The Importance Of Trust

Stocks, sales, jobs and morale are plunging, so it’s not that surprising to learn about the latest victim of the current climate to hit rock bottom: consumer trust. According to the 2009 Edelman Trust Barometer, 77 percent of U.S. respondents have less trust in corporations than they did a year ago. For the record, that’s lower than the days following Enron, the dot com bust and September 11th.

Globally, the study found the ability to trust a company is one of the most important factors in determining a company’s reputation, just behind product quality and employee treatment. During a time when reputation and consumer trust is critical to market survival, what can companies do to mitigate further damage?

  • Act Responsibly- Actions speak louder than words or spin, and people will be quick to call attention to any missteps. Taking a corporate jet to legislative hearings for a bankruptcy bailout is one of the most obvious blunders of late, but all companies are faced with making tough decisions every day from prioritizing investments to pricing goods, to choosing suppliers and fair treatment of employees.

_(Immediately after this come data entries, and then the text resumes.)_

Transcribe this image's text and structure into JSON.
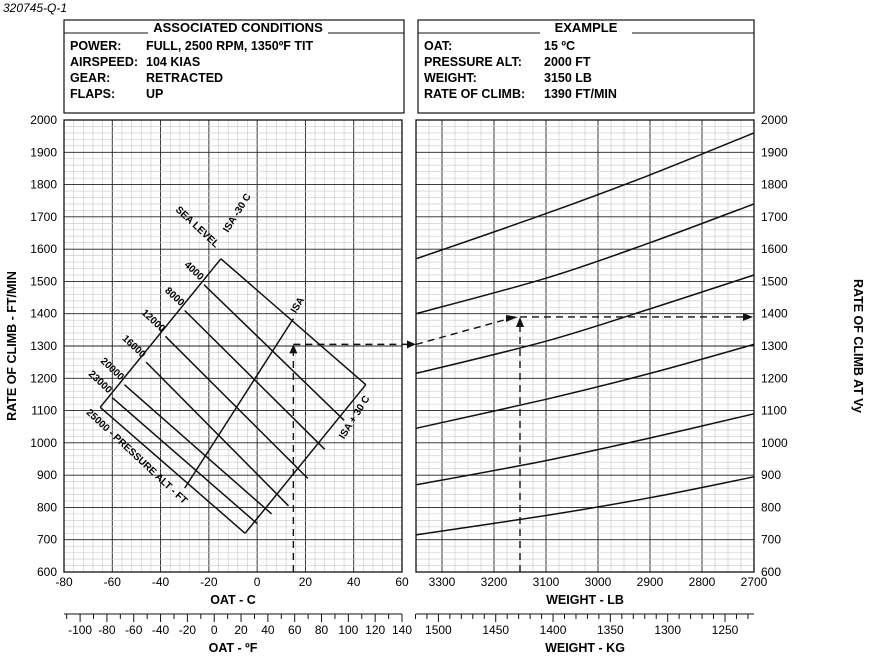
{
  "figure_id": "320745-Q-1",
  "associated_conditions": {
    "title": "ASSOCIATED CONDITIONS",
    "rows": [
      {
        "key": "POWER:",
        "value": "FULL, 2500 RPM, 1350ºF TIT"
      },
      {
        "key": "AIRSPEED:",
        "value": "104 KIAS"
      },
      {
        "key": "GEAR:",
        "value": "RETRACTED"
      },
      {
        "key": "FLAPS:",
        "value": "UP"
      }
    ]
  },
  "example": {
    "title": "EXAMPLE",
    "rows": [
      {
        "key": "OAT:",
        "value": "15 ºC"
      },
      {
        "key": "PRESSURE ALT:",
        "value": "2000 FT"
      },
      {
        "key": "WEIGHT:",
        "value": "3150 LB"
      },
      {
        "key": "RATE OF CLIMB:",
        "value": "1390 FT/MIN"
      }
    ]
  },
  "chart_data": {
    "type": "line",
    "y_label_left": "RATE OF CLIMB - FT/MIN",
    "y_label_right": "RATE OF CLIMB AT Vy",
    "y_range": [
      600,
      2000
    ],
    "y_ticks": [
      "600",
      "700",
      "800",
      "900",
      "1000",
      "1100",
      "1200",
      "1300",
      "1400",
      "1500",
      "1600",
      "1700",
      "1800",
      "1900",
      "2000"
    ],
    "left_panel": {
      "x_label": "OAT - C",
      "x_range": [
        -80,
        60
      ],
      "x_ticks": [
        "-80",
        "-60",
        "-40",
        "-20",
        "0",
        "20",
        "40",
        "60"
      ],
      "secondary_x_label": "OAT - ºF",
      "secondary_x_ticks": [
        "-100",
        "-80",
        "-60",
        "-40",
        "-20",
        "0",
        "20",
        "40",
        "60",
        "80",
        "100",
        "120",
        "140"
      ],
      "pressure_altitude_labels": [
        "SEA LEVEL",
        "4000",
        "8000",
        "12000",
        "16000",
        "20000",
        "23000",
        "25000 - PRESSURE ALT - FT"
      ],
      "isa_line_labels": [
        "ISA -30 C",
        "ISA",
        "ISA + 30 C"
      ],
      "pressure_altitude_lines": [
        {
          "name": "SEA LEVEL",
          "points": [
            [
              -15,
              1570
            ],
            [
              45,
              1180
            ]
          ]
        },
        {
          "name": "4000",
          "points": [
            [
              -22,
              1490
            ],
            [
              36,
              1070
            ]
          ]
        },
        {
          "name": "8000",
          "points": [
            [
              -30,
              1410
            ],
            [
              28,
              980
            ]
          ]
        },
        {
          "name": "12000",
          "points": [
            [
              -38,
              1330
            ],
            [
              21,
              890
            ]
          ]
        },
        {
          "name": "16000",
          "points": [
            [
              -46,
              1250
            ],
            [
              13,
              805
            ]
          ]
        },
        {
          "name": "20000",
          "points": [
            [
              -55,
              1180
            ],
            [
              6,
              780
            ]
          ]
        },
        {
          "name": "23000",
          "points": [
            [
              -60,
              1140
            ],
            [
              0,
              750
            ]
          ]
        },
        {
          "name": "25000",
          "points": [
            [
              -65,
              1110
            ],
            [
              -5,
              720
            ]
          ]
        }
      ],
      "temperature_lines": [
        {
          "name": "ISA -30 C",
          "points": [
            [
              -15,
              1570
            ],
            [
              -65,
              1110
            ]
          ]
        },
        {
          "name": "ISA",
          "points": [
            [
              15,
              1385
            ],
            [
              -30,
              860
            ]
          ]
        },
        {
          "name": "ISA + 30 C",
          "points": [
            [
              45,
              1180
            ],
            [
              -5,
              720
            ]
          ]
        }
      ]
    },
    "right_panel": {
      "x_label": "WEIGHT - LB",
      "x_range": [
        3350,
        2700
      ],
      "x_ticks": [
        "3300",
        "3200",
        "3100",
        "3000",
        "2900",
        "2800",
        "2700"
      ],
      "secondary_x_label": "WEIGHT - KG",
      "secondary_x_ticks": [
        "1500",
        "1450",
        "1400",
        "1350",
        "1300",
        "1250"
      ],
      "guide_lines": [
        {
          "points": [
            [
              3350,
              1570
            ],
            [
              3100,
              1710
            ],
            [
              2900,
              1830
            ],
            [
              2700,
              1960
            ]
          ]
        },
        {
          "points": [
            [
              3350,
              1400
            ],
            [
              3100,
              1510
            ],
            [
              2900,
              1620
            ],
            [
              2700,
              1740
            ]
          ]
        },
        {
          "points": [
            [
              3350,
              1215
            ],
            [
              3100,
              1315
            ],
            [
              2900,
              1415
            ],
            [
              2700,
              1520
            ]
          ]
        },
        {
          "points": [
            [
              3350,
              1045
            ],
            [
              3100,
              1135
            ],
            [
              2900,
              1215
            ],
            [
              2700,
              1305
            ]
          ]
        },
        {
          "points": [
            [
              3350,
              870
            ],
            [
              3100,
              945
            ],
            [
              2900,
              1015
            ],
            [
              2700,
              1090
            ]
          ]
        },
        {
          "points": [
            [
              3350,
              715
            ],
            [
              3100,
              775
            ],
            [
              2900,
              830
            ],
            [
              2700,
              895
            ]
          ]
        }
      ]
    },
    "example_path": {
      "oat_c": 15,
      "reference_rate": 1305,
      "weight_lb": 3150,
      "result_rate": 1390
    },
    "grid": true
  }
}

  • Be Authentic- Before communicating with your stakeholders about your positive efforts and good work, ensure that there are credible corporate practices in order to support any information you are sharing.

  • Be Transparent- Stakeholders expect a more open book regarding financials and business transactions today. Now is not the time to hide behind closed doors. Acknowledge your struggles and the solutions you will pursue to assure your stakeholders that you are proactively addressing any issues.

  • Engage in Dialogue- Instead of talking at your stakeholders, start a conversation and listen and respond to what they have to say. Social media offers an inexpensive and direct way to engage, so meet people where they are online and provide new forums for them to express themselves.

  • Be a Good Neighbor- During times of crisis, companies that can prove they are more than mere providers of goods and services and demonstrate their commitment to their communities, employees and other stakeholders will stand out after troubling times have passed.

  • Be a Resource- Your stakeholders are feeling the economic pinch too, so take the extra step to provide your organizational expertise or relationships to create a teaching moment for your stakeholders. For example, McDonald’s and Visa launched "McDonald's Practical Money Skills" program to empower employees.

At Cone, we’re heeding our own advice about the unparalleled importance of reputation management today and in the future by appointing our first “Chief Reputation Officer." In this new role, Mike Lawrence will be responsible for all client-facing reputational issues across the agency related to business issues, corporate responsibility, media relations and crisis prevention and management.